Prokuratura Krajowa zapewne liczy, że w informacyjnym zgiełku wywołanym powodzią, może ukryć bezprawne działania wobec pani Urszuli i Karoliny - urzędniczek z Funduszu sprawiedliwości, które w marcu, wraz z księdzem Michałem Olszewskim trafiły do aresztów. Portal wPolityce.pl wielokrotnie opisywał proceder Prokuratury Krajowej, który uderzał w prawa podejrzanych oraz pokrzywdzonych.
CZYTAJ TAKŻE: TYLKO U NAS. Poruszająca historia! Aresztowana urzędniczka stworzyła ikonę dla swojej matki. Prokuratura trzymała ją miesiąc
Sprawę poruszył dziś m.in. mec. Ada Gomoła, który jest obrońcą pani Urszuli. Wskazuje, że wlecze się śledztwo dotyczące oczywistego wycieku informacji ze śledztwa ws. tzw. taśm Mraza.
To już nawet nie jest żenada. Od 6 czerwca w Prokuraturze leży zawiadomienie o przestępstwie w sprawie wycieku tzw. „taśm Mraza”ze śledztwa ks. Olszewskiego i urzędniczek.
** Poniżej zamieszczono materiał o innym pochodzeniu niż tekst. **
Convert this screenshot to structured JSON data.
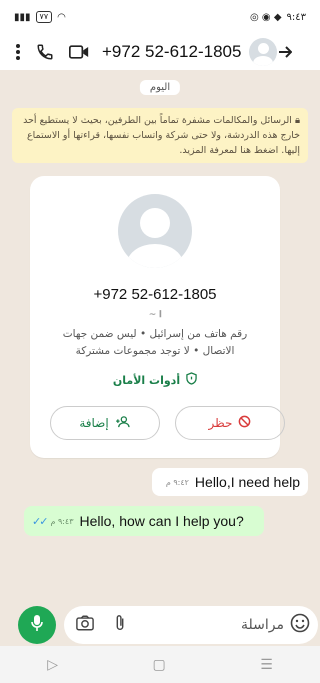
{
  "status_bar": {
    "time": "٩:٤٣",
    "battery": "٧٧"
  },
  "header": {
    "phone_number": "+972 52-612-1805"
  },
  "chat": {
    "day_label": "اليوم",
    "encryption_notice": "الرسائل والمكالمات مشفرة تماماً بين الطرفين، بحيث لا يستطيع أحد خارج هذه الدردشة، ولا حتى شركة واتساب نفسها، قراءتها أو الاستماع إليها. اضغط هنا لمعرفة المزيد.",
    "contact_card": {
      "number": "+972 52-612-1805",
      "name": "~ 𝄂",
      "info": "رقم هاتف من إسرائيل • ليس ضمن جهات الاتصال • لا توجد مجموعات مشتركة",
      "safety_tools": "أدوات الأمان",
      "block_label": "حظر",
      "add_label": "إضافة"
    },
    "messages": [
      {
        "text": "Hello,I need help",
        "time": "٩:٤٢ م",
        "direction": "in"
      },
      {
        "text": "Hello, how can I help you?",
        "time": "٩:٤٣ م",
        "direction": "out"
      }
    ]
  },
  "composer": {
    "placeholder": "مراسلة"
  },
  "colors": {
    "accent_green": "#1fa855",
    "outgoing_bubble": "#d8fdd2",
    "notice_bg": "#fdf3c5",
    "block_red": "#d93b3b"
  },
  "icons": [
    "more-vert-icon",
    "phone-icon",
    "video-icon",
    "back-arrow-icon",
    "lock-icon",
    "shield-icon",
    "block-icon",
    "add-person-icon",
    "mic-icon",
    "camera-icon",
    "attach-icon",
    "emoji-icon",
    "double-check-icon"
  ]
}
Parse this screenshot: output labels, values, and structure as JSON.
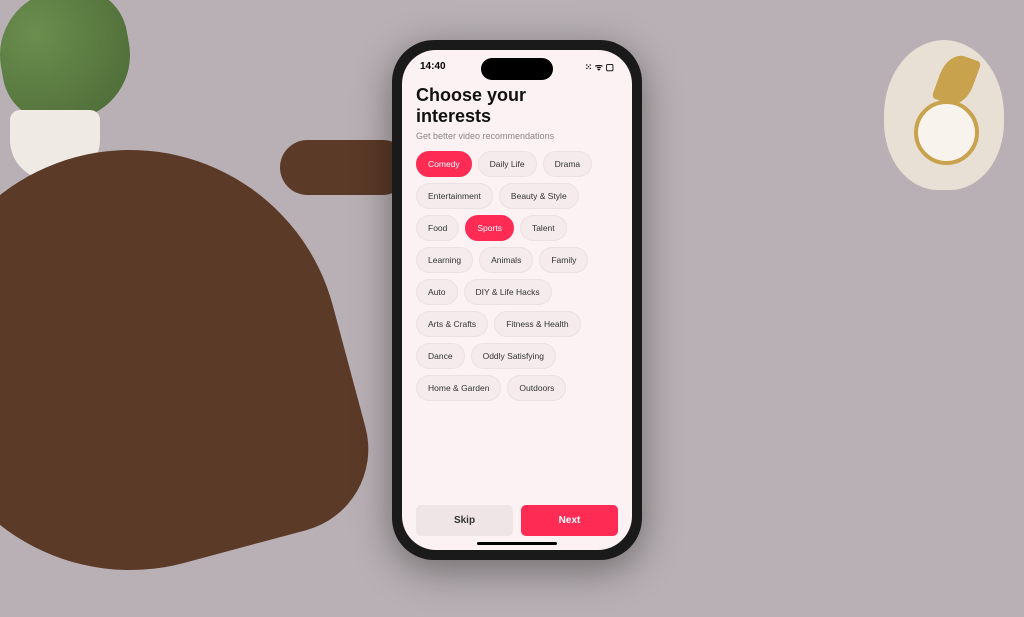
{
  "status": {
    "time": "14:40",
    "icons": "⁙ ᯤ ▢"
  },
  "header": {
    "title_line1": "Choose your",
    "title_line2": "interests",
    "subtitle": "Get better video recommendations"
  },
  "chips": [
    {
      "label": "Comedy",
      "selected": true
    },
    {
      "label": "Daily Life",
      "selected": false
    },
    {
      "label": "Drama",
      "selected": false
    },
    {
      "label": "Entertainment",
      "selected": false
    },
    {
      "label": "Beauty & Style",
      "selected": false
    },
    {
      "label": "Food",
      "selected": false
    },
    {
      "label": "Sports",
      "selected": true
    },
    {
      "label": "Talent",
      "selected": false
    },
    {
      "label": "Learning",
      "selected": false
    },
    {
      "label": "Animals",
      "selected": false
    },
    {
      "label": "Family",
      "selected": false
    },
    {
      "label": "Auto",
      "selected": false
    },
    {
      "label": "DIY & Life Hacks",
      "selected": false
    },
    {
      "label": "Arts & Crafts",
      "selected": false
    },
    {
      "label": "Fitness & Health",
      "selected": false
    },
    {
      "label": "Dance",
      "selected": false
    },
    {
      "label": "Oddly Satisfying",
      "selected": false
    },
    {
      "label": "Home & Garden",
      "selected": false
    },
    {
      "label": "Outdoors",
      "selected": false
    }
  ],
  "buttons": {
    "skip": "Skip",
    "next": "Next"
  },
  "colors": {
    "accent": "#fe2c55",
    "background": "#fcf2f3"
  }
}
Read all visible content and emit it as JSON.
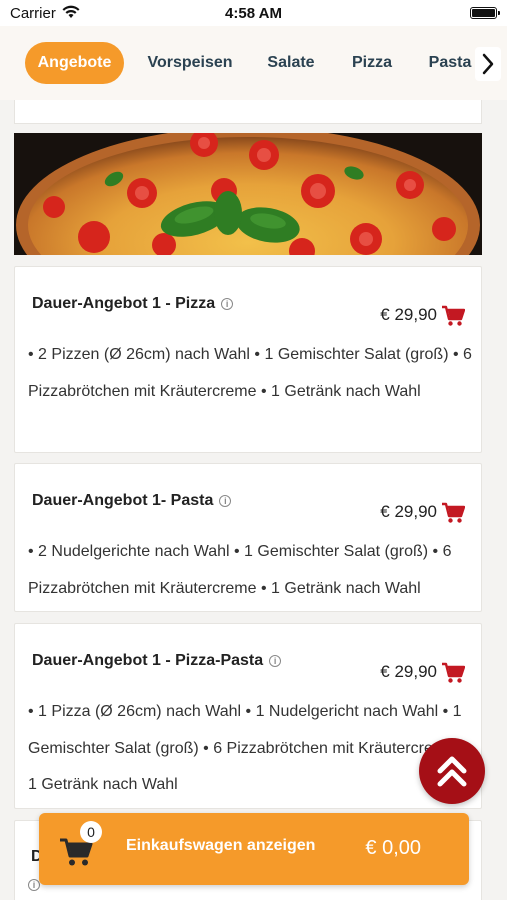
{
  "status_bar": {
    "carrier": "Carrier",
    "time": "4:58 AM"
  },
  "tabs": [
    {
      "label": "Angebote",
      "active": true
    },
    {
      "label": "Vorspeisen",
      "active": false
    },
    {
      "label": "Salate",
      "active": false
    },
    {
      "label": "Pizza",
      "active": false
    },
    {
      "label": "Pasta",
      "active": false
    }
  ],
  "offers": [
    {
      "title": "Dauer-Angebot 1 - Pizza",
      "price": "€ 29,90",
      "description": "• 2 Pizzen (Ø 26cm) nach Wahl • 1 Gemischter Salat (groß) • 6 Pizzabrötchen mit Kräutercreme • 1 Getränk nach Wahl"
    },
    {
      "title": "Dauer-Angebot 1- Pasta",
      "price": "€ 29,90",
      "description": "• 2 Nudelgerichte nach Wahl • 1 Gemischter Salat (groß) • 6 Pizzabrötchen mit Kräutercreme • 1 Getränk nach Wahl"
    },
    {
      "title": "Dauer-Angebot 1 - Pizza-Pasta",
      "price": "€ 29,90",
      "description": "• 1 Pizza (Ø 26cm) nach Wahl • 1 Nudelgericht nach Wahl • 1 Gemischter Salat (groß) • 6 Pizzabrötchen mit Kräutercreme • 1 Getränk nach Wahl"
    }
  ],
  "partial_card_title": "D",
  "cart_bar": {
    "count": "0",
    "label": "Einkaufswagen anzeigen",
    "total": "€ 0,00"
  },
  "colors": {
    "accent_orange": "#f59a2a",
    "brand_red": "#a50f16",
    "tab_text": "#2b4251"
  },
  "icons": [
    "wifi-icon",
    "battery-icon",
    "chevron-right-icon",
    "info-icon",
    "cart-icon",
    "double-chevron-up-icon"
  ]
}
No i sobie leży. Termin do wszczęcia śledztwa minął początkiem lipca. Zażalenia na bezczynność i skargi nie odnoszą żadnego skutku. Od ponad 3 miesięcy nie udaje się przesłuchać pokrzywdzonej, tj. aresztowanej b.urzędniczki MS Pani Karoliny
– czytamy we spisie mec. Gomoły na portalu X.
9 sierpnia nie było zgody na konwój, wczoraj zgoda była ale… z kolei zapomniano ją doprowadzić na przesłuchanie. I znowu nic. Czy to tylko kompromitacja, czy celowe łamanie prawa? Przerażające jest to, że ewidentnie nie dopełnia się obowiązków służbowych w sprawie osoby oskarżanej o to samo. Czy tak ma wyglądać prowadzenie śledztw „po nowemu”? Jeśli tak, to prognozy są alarmujące
– podkreślił obrońca pani Karoliny.
Z kolei mec. Krzysztof Wąsowski obrońca m.in. pani Urszuli oraz księdza Olszewskiego alarmuje na temat innego przykładu łamania prawa podejrzanego.
Mało tego wczoraj (chyba po raz pierwszy w tym śledztwie) niedopuszczono do udziału w czynności przesłuchania osoby najbliższej (dla p. Urszuli) w charakterze świadka jej pełnomocników (!)… następuje zatem swoisty „progres”…
— napisał mec. Wąsowski w odniesieniu do wpisu mec. Gomoły.
Widać, że działania bodnarowców z Prokuratury Krajowej, wobec przetrzymywanych w aresztach osób związanych z Funduszem sprawiedliwości, nie zakończą się i bedą kontynuowane. Szokujące naruszenia prawa do obrony oceni kiedyś Europejski Trybunał Praw Człowieka. Za brutalne działania prokuratury zapłacą więc wszyscy Polacy.